2. Ein Gegenbeispiel: “Kein menschliches Wesen würde hier wohnen wollen”, twittert Trump Ende Juli 2019 über Baltimore – und nennt es ein “widerliches, von Ratten und Nagern befallenes Drecksloch”. Als CNN-Moderator Victor Blackwell diese Tweets kommentieren will, muss er plötzlich innehalten, er kämpft mit den Tränen und ist sichtlich bewegt. Es ist ein Moment, in dem auch den Zuschauern eindringlich bewusst wird, an welches Ausmaß der Verrohung wir uns bereits gewöhnt haben. Schmerz, Trauer, Betroffenheit sind angemessene und essentiell wichtige Reaktionen auf zunehmende Inhumanität. Eine politische Diskussion ohne diese zutiefst menschliche Antwortfähigkeit wäre unvollständig und würde letztlich Teil des Problems.
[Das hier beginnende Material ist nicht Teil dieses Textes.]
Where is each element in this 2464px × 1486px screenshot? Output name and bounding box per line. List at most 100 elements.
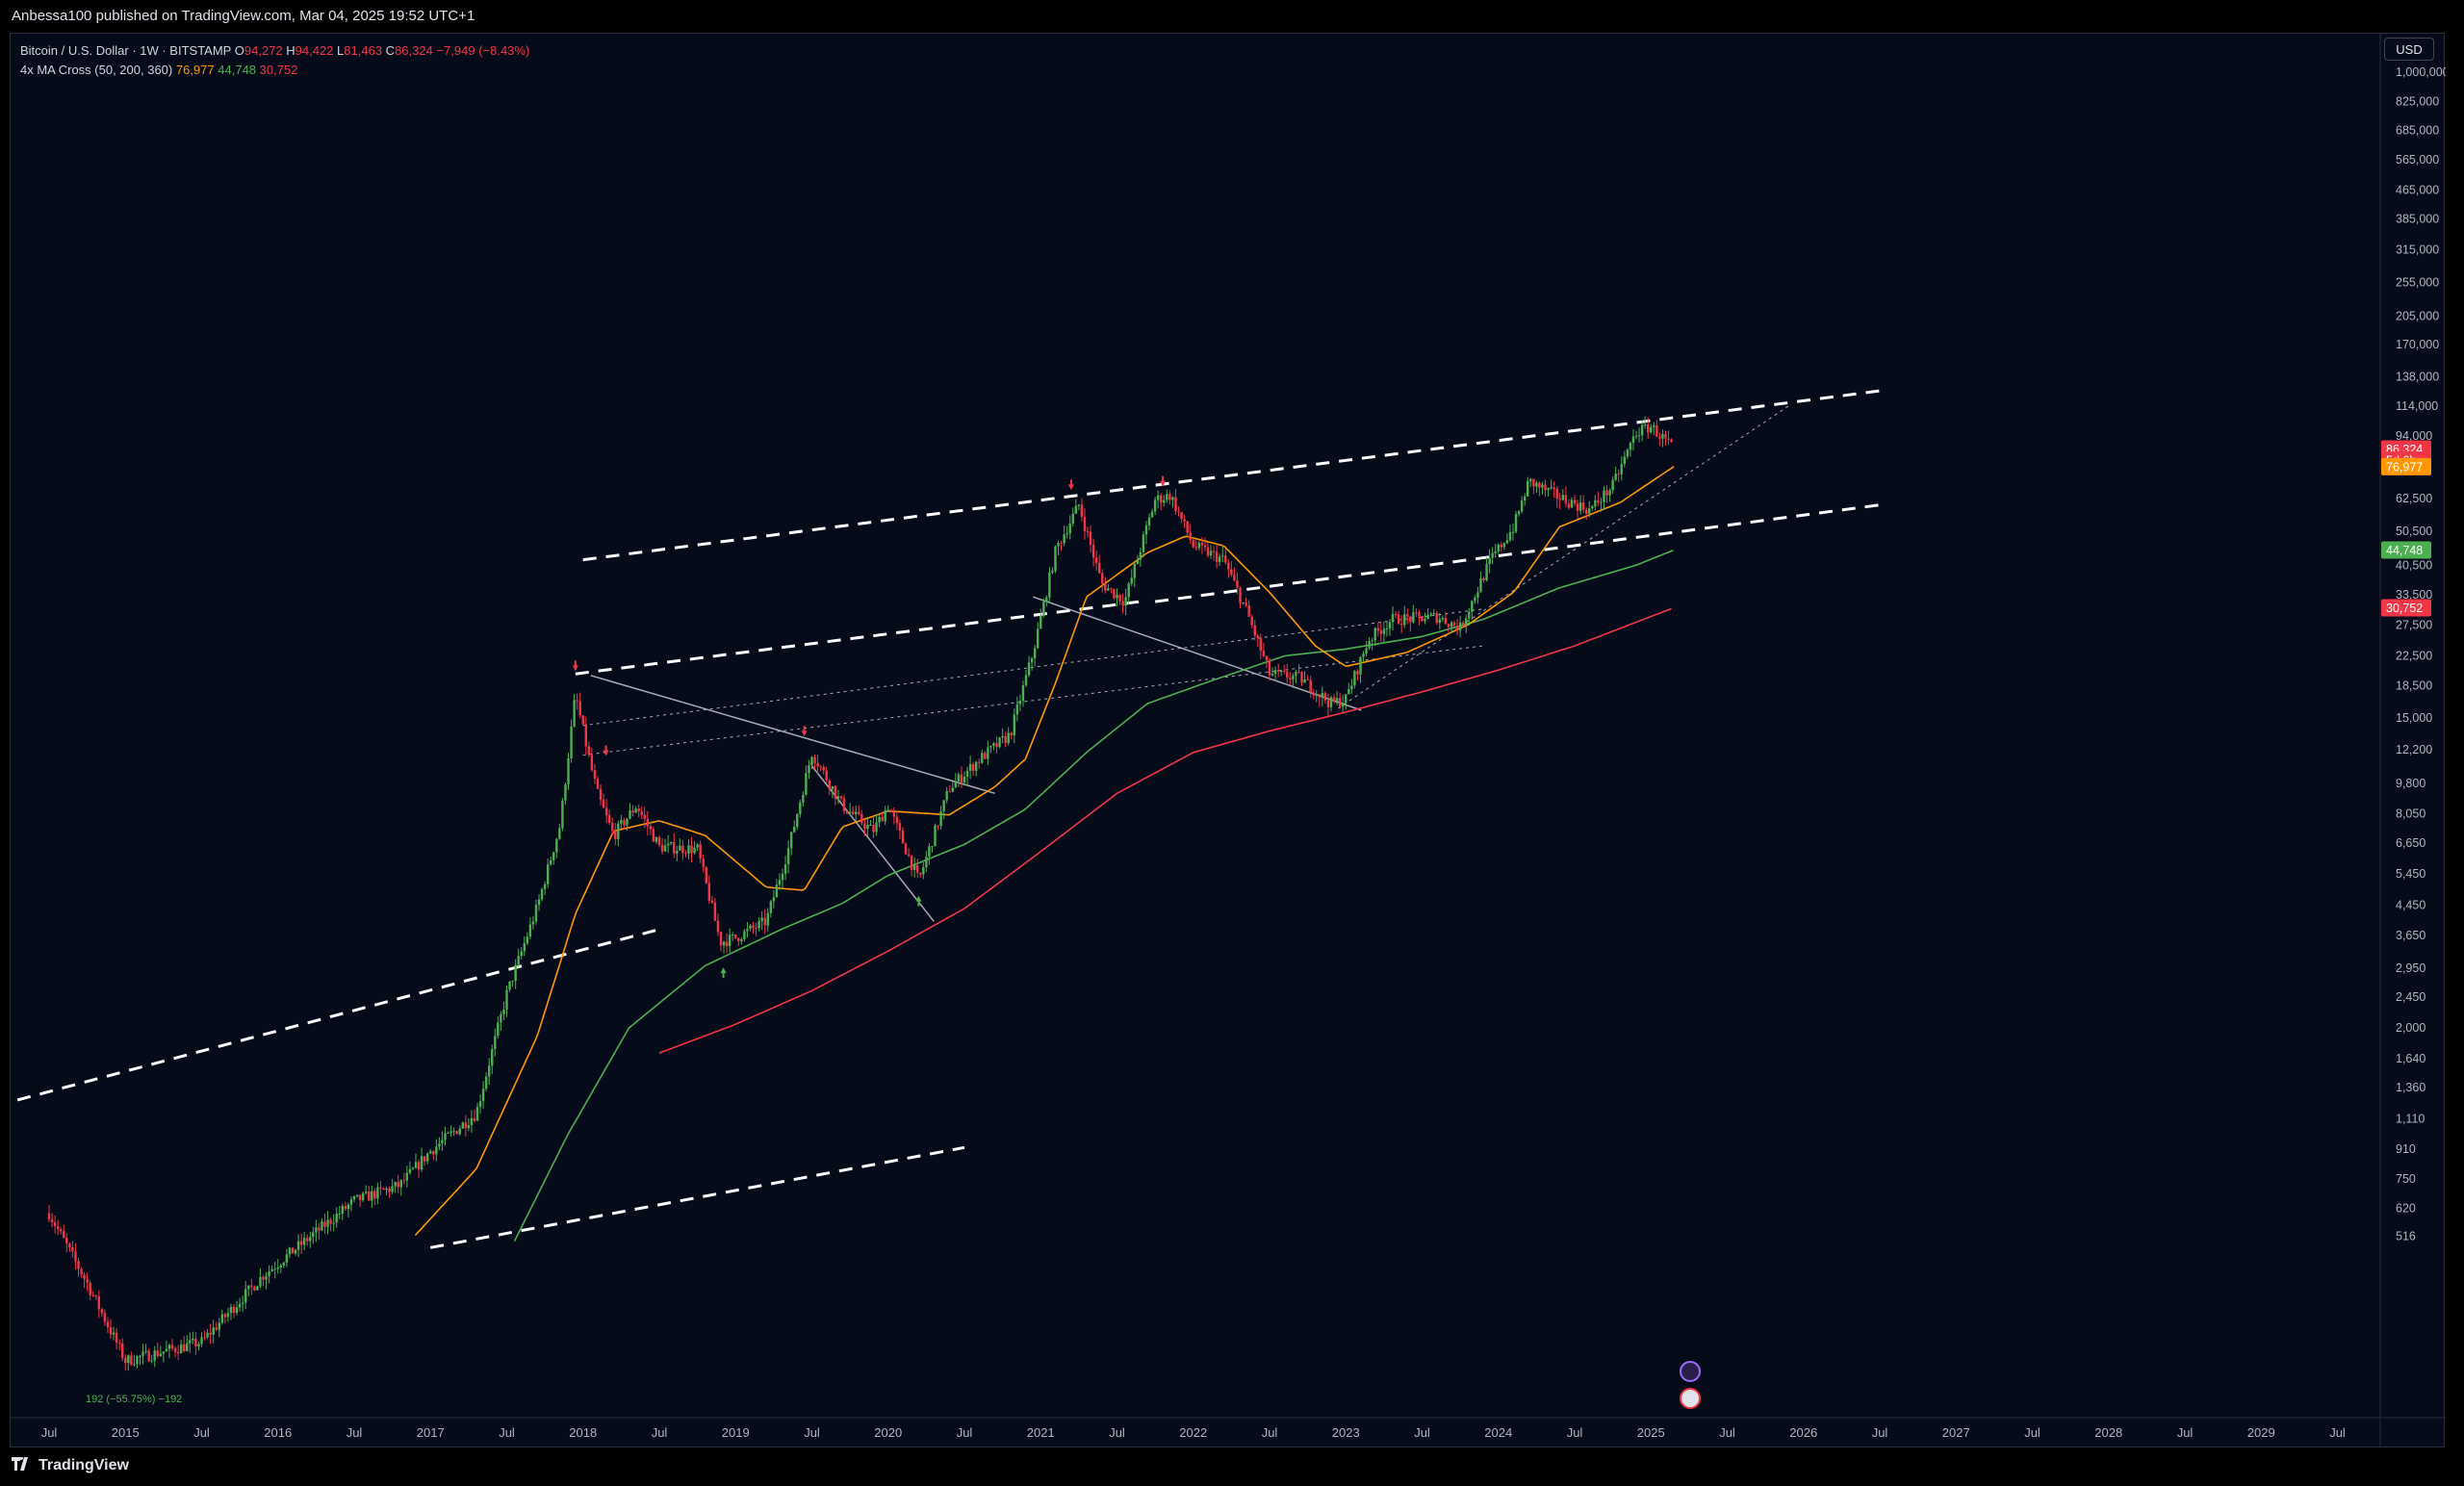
change-value: −7,949 (−8.43%) [436,43,530,58]
candle-body [813,756,816,764]
candle-body [112,1332,116,1335]
candle-body [478,1101,482,1108]
candle-body [86,1278,89,1283]
candle-body [581,715,584,725]
candle-body [1532,478,1535,487]
candle-body [315,1227,318,1233]
candle-body [502,1009,505,1014]
high-label: H [286,43,295,58]
candle-body [937,825,939,827]
candle-body [1309,679,1312,693]
candle-body [1432,613,1435,615]
candle-body [1130,577,1133,584]
x-tick-label: 2022 [1179,1425,1207,1440]
ma50-line [414,466,1675,1237]
candle-body [699,844,702,859]
candle-body [1567,503,1571,508]
flag-event-icon[interactable] [1680,1388,1701,1409]
candle-body [898,823,902,831]
candle-body [291,1247,295,1254]
buy-arrow-marker [720,967,727,979]
candle-body [957,774,961,781]
y-tick-label: 6,650 [2396,836,2426,850]
y-tick-label: 40,500 [2396,558,2432,572]
price-badge-label: 30,752 [2386,602,2423,615]
candle-body [916,865,919,873]
candle-body [799,802,802,814]
chart-pane[interactable]: 1,000,000 825,000 685,000 565,000 465,000 385… [10,33,2446,1448]
candle-body [707,883,711,901]
candle-body [1300,672,1303,683]
candle-body [1245,602,1247,606]
ma200-line [513,550,1674,1243]
candle-body [892,812,896,817]
candle-body [388,1188,391,1192]
price-chart[interactable]: 1,000,000 825,000 685,000 565,000 465,000 385… [11,34,2446,1448]
candle-body [464,1122,468,1129]
candle-body [889,809,892,813]
candle-body [338,1214,341,1216]
candle-body [775,884,779,898]
candle-body [657,837,661,845]
footer: TradingView [0,1448,2464,1486]
candle-body [629,810,631,819]
candle-body [1447,624,1450,628]
candle-body [417,1162,421,1170]
candle-body [1538,482,1541,488]
candle-body [919,872,922,875]
x-tick-label: Jul [1719,1425,1735,1440]
candle-body [1661,434,1664,439]
x-tick-label: Jul [1262,1425,1278,1440]
candle-body [1063,534,1065,544]
candle-body [907,854,911,856]
candle-body [1265,655,1269,661]
y-tick-label: 4,450 [2396,898,2426,911]
candle-body [488,1065,491,1077]
currency-button[interactable]: USD [2384,38,2434,61]
symbol-title[interactable]: Bitcoin / U.S. Dollar · 1W · BITSTAMP [20,43,232,58]
candle-body [1144,525,1148,535]
candle-body [584,724,587,747]
high-value: 94,422 [295,43,334,58]
candle-body [1353,671,1356,686]
candle-body [1160,495,1163,503]
y-tick-label: 315,000 [2396,243,2439,257]
candle-body [68,1243,71,1248]
candle-body [215,1327,218,1330]
candle-body [1584,509,1588,514]
candle-body [382,1188,385,1191]
candle-body [1221,555,1224,557]
candle-body [1371,640,1373,642]
candle-body [71,1247,74,1252]
candle-body [508,981,511,990]
candle-body [144,1350,147,1352]
candle-body [1403,614,1406,626]
candle-body [133,1364,136,1366]
candle-body [473,1117,476,1121]
candle-body [842,798,846,811]
candle-body [47,1213,51,1220]
candle-body [561,800,564,829]
tradingview-logo[interactable]: TradingView [12,1457,129,1474]
candle-body [1570,500,1574,508]
channel-line [575,600,1141,676]
x-tick-label: 2026 [1789,1425,1817,1440]
candle-body [1494,551,1497,553]
sell-arrow-marker [1067,479,1074,491]
candle-body [596,779,600,789]
candle-body [94,1294,97,1297]
candle-body [1295,671,1297,677]
lightning-event-icon[interactable] [1680,1361,1701,1382]
y-tick-label: 94,000 [2396,429,2432,443]
candle-body [1529,478,1532,481]
y-tick-label: 2,950 [2396,961,2426,975]
indicator-title[interactable]: 4x MA Cross (50, 200, 360) [20,63,173,77]
candle-body [1318,694,1322,698]
candle-body [1614,474,1617,480]
candle-body [834,785,837,799]
x-tick-label: 2023 [1332,1425,1360,1440]
candle-body [1239,587,1242,603]
y-tick-label: 3,650 [2396,929,2426,942]
x-tick-label: 2025 [1637,1425,1665,1440]
candle-body [728,935,732,947]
3. Zurück zu Greta Thunberg – und zu ihrer Rede vor dem EU-Parlament im April 2019: 

Sie ruft (erneut) dazu auf, in Panik zu geraten: „Eine große Anzahl von Politikern hat mir gesagt, dass Panik niemals zu etwas Gutem führe. Und ich stimme zu. Unnötig in Panik zu geraten, wäre schrecklich. Aber wenn Ihr Haus in Flammen steht und Sie möchten, dass es nicht niederbrennt, ist ein gewisses Maß an Panik erforderlich.“

Bei der Aufzählung dessen, was bereits alles zerstört und verloren ist, kämpft auch Greta Thunberg mit den Tränen. „Täglich sterben bis zu 200 Arten aus. Fruchtbarer Boden erodiert. Unsere großen Wälder werden abgeholzt. Die Luft ist toxisch verseucht. Die Ozeane versauern. Dies alles sind katastrophale Trends, die durch unsere Lebensweise beschleunigt werden. Und wir, im finanziell bevorzugten Teil der Welt, fühlen uns berechtigt, einfach so weiterzumachen.“ 

In diesem Moment ist Greta Thunberg eine 16jähige, die nervös mit ihren Fingern spielt, um Fassung ringt, den unglaublichen Verlust sieht und benennt – und inständig um unsere Hilfe bittet. Schweift die Kamera über die Zuhörenden, sieht man Menschen, denen ebenfalls Tränen in den Augen stehen, Menschen, die sich verschämt die Augen wischen, Menschen, die wie versteinert zuhören und Menschen, die den Moment mit der Handykamera zu bannen versuchen. 

Sie alle ringen um ihre Fassung. Was, wenn wir damit einfach einmal aufhören würden? Nur für einen Moment? Wir selbst könnten – was wichtiger wäre, als Beiträge wie diesen hier zu schreiben oder zu lesen – die Rede zuhause nachhören, innehalten und auf die eigene Resonanz achten. Was steigt auf? Womöglich tiefe Trauer. Schmerz. Scham. Hoffnungslosigkeit. Angst. Vielleicht auch Ärger oder der Wunsch nach Ablenkung und Erleichterung. All das wirkt. In uns allen. Und damit müssen wir umgehen, weil wir sonst nicht zu klaren, bewussten Entscheidungen kommen.